Of the remaining four, two, the leader and another, were with him; the other two must be below decks somewhere.
The terrorist leader forced him to sit at his own table in his own cabin. The man tapped the oscillator, which was clipped to his belt.
“Captain, please don’t force me to press this red button. And please don’t think that I will not—either if there is any attempt at heroics on this ship or if my demands are not met. Now, please read this.”
He handed Captain Larsen a sheaf of three sheets of foolscap paper covered with typed writing in English. Larsen went rapidly through it.
“At nine o’clock you are going to read that message over the ship-to-shore radio to the chairman of the Port Authority of Rotterdam. No more, and no less. No breaking into Dutch or Norwegian. No supplementary questions. Just the message. Understand?”
Larsen nodded grimly. The door opened, and a masked terrorist came in. He had apparently been in the galley. He bore a tray with fried eggs, butter, jam, and coffee, which he placed on the table between them.

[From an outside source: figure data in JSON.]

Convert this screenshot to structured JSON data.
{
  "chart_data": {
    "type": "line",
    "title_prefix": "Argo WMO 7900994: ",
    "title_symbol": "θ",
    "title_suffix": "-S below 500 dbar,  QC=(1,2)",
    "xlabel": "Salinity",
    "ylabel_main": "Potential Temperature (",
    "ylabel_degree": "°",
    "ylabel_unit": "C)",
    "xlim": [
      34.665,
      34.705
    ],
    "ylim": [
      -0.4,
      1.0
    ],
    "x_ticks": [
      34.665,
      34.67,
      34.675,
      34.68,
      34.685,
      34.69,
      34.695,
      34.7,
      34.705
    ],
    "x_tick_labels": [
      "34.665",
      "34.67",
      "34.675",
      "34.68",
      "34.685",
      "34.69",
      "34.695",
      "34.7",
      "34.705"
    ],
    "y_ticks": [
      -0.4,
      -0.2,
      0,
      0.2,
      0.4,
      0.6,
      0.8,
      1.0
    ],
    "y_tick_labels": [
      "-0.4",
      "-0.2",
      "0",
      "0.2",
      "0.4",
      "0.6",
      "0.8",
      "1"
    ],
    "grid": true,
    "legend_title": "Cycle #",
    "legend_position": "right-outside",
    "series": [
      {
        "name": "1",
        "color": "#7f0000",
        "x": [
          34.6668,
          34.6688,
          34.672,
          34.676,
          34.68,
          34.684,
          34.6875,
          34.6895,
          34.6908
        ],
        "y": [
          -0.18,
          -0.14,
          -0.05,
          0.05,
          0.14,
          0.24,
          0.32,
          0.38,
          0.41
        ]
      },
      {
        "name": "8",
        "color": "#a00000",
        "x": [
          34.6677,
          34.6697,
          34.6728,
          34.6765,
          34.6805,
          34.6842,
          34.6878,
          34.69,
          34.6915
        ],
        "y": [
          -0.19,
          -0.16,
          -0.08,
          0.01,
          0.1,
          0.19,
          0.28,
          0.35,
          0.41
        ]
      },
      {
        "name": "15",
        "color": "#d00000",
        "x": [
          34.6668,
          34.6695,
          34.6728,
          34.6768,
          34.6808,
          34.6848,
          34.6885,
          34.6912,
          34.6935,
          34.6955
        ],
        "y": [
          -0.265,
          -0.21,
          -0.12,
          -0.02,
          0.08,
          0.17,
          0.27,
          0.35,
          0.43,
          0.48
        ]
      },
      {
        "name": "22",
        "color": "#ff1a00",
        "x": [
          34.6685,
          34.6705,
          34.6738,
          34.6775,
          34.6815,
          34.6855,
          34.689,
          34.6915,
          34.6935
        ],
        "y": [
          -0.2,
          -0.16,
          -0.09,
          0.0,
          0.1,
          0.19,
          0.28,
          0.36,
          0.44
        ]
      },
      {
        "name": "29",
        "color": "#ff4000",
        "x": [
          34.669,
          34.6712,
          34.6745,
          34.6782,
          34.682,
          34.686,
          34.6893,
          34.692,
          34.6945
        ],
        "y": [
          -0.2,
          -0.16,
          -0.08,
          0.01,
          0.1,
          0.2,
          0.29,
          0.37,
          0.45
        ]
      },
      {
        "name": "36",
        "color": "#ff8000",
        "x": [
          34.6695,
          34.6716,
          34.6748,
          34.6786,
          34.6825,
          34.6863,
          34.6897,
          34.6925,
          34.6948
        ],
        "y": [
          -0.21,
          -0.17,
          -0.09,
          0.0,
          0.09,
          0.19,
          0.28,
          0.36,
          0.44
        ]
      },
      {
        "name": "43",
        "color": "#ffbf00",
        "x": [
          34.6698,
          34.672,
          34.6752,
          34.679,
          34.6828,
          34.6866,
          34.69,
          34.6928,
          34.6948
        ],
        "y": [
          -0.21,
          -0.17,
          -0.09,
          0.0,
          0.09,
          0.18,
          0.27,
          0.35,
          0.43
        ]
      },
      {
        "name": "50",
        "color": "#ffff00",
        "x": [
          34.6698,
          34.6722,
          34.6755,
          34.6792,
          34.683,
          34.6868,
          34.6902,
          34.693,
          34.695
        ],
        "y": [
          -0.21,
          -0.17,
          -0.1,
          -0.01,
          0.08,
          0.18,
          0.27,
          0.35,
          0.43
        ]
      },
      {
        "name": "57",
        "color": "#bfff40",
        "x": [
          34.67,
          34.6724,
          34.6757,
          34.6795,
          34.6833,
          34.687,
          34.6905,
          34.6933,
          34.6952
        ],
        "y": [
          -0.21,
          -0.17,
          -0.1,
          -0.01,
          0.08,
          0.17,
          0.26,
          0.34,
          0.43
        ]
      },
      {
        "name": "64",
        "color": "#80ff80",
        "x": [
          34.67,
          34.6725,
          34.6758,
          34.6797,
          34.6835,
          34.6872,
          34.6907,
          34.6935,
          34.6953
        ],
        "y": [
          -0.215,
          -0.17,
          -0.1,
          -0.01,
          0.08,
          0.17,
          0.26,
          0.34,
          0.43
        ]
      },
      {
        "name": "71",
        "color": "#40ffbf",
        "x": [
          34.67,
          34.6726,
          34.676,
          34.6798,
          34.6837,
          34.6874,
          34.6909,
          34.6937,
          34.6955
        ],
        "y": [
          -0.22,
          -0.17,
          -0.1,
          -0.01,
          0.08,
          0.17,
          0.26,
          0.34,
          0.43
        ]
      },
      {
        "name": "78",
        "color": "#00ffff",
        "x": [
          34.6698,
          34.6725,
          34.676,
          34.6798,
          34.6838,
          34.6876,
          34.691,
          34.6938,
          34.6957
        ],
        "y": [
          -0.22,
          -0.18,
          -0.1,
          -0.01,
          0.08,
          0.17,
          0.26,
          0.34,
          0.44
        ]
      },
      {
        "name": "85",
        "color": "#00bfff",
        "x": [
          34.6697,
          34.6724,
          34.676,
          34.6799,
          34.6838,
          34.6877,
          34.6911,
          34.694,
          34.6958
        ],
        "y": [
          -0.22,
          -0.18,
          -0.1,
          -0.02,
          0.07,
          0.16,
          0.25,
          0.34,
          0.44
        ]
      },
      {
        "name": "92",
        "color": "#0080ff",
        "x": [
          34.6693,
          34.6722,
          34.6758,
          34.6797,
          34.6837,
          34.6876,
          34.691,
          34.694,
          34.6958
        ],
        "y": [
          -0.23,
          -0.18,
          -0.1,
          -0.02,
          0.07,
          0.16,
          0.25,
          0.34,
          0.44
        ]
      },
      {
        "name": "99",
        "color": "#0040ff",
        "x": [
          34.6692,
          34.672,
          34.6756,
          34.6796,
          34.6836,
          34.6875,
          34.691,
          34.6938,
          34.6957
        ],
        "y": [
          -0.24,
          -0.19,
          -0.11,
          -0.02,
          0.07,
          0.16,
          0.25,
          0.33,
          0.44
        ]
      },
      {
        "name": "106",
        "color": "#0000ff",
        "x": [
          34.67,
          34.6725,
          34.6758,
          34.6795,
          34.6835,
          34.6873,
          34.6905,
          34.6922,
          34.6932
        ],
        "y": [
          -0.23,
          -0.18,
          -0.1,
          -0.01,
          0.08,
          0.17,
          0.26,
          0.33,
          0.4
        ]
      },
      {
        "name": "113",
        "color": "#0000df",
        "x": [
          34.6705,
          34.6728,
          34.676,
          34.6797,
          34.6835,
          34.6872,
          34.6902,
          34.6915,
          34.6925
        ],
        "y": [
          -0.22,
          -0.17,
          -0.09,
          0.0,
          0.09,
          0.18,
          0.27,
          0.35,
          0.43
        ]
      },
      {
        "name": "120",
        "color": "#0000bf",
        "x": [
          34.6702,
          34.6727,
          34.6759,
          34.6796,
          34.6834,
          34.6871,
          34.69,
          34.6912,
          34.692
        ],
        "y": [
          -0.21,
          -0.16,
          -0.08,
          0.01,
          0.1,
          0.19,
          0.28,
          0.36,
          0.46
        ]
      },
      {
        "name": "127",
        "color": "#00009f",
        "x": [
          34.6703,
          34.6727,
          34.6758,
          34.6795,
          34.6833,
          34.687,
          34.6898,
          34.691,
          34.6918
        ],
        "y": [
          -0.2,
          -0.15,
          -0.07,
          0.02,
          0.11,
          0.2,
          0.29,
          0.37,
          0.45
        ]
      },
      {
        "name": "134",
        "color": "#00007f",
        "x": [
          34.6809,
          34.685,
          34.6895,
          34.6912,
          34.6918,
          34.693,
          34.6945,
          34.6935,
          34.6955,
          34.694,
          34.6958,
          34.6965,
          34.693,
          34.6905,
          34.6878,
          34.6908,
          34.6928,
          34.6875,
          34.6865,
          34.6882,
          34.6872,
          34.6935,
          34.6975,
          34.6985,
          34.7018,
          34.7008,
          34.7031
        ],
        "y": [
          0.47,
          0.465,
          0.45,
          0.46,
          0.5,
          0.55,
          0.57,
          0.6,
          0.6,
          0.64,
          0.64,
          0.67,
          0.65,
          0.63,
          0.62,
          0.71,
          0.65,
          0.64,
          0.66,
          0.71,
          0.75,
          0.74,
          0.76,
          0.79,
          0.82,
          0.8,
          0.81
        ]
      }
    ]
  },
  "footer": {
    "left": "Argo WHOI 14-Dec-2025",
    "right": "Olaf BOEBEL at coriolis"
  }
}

“Breakfast,” said the terrorist leader. He gestured toward Larsen. “You might as well eat.”
Larsen shook his head, but drank the coffee. He had been awake all night, and had risen from his bed the previous morning at seven. Twenty-six hours awake, and many more to go. He needed to stay alert, and guessed the black coffee might help. He calculated also that the terrorist across the table from him had been awake the same amount of time.
The terrorist signaled the remaining gunman to leave. As the door closed they were alone, but the broad expanse of table put the terrorist well out of Larsen’s reach. The gun lay within inches of the man’s right hand; the oscillator was at his waist.
“I don’t think we shall have to abuse your hospitality for more than thirty hours, maybe forty,” said the masked man. “But if I wear this mask during that time, I shall suffocate. You have never seen me before, and after tomorrow you will never see me again.”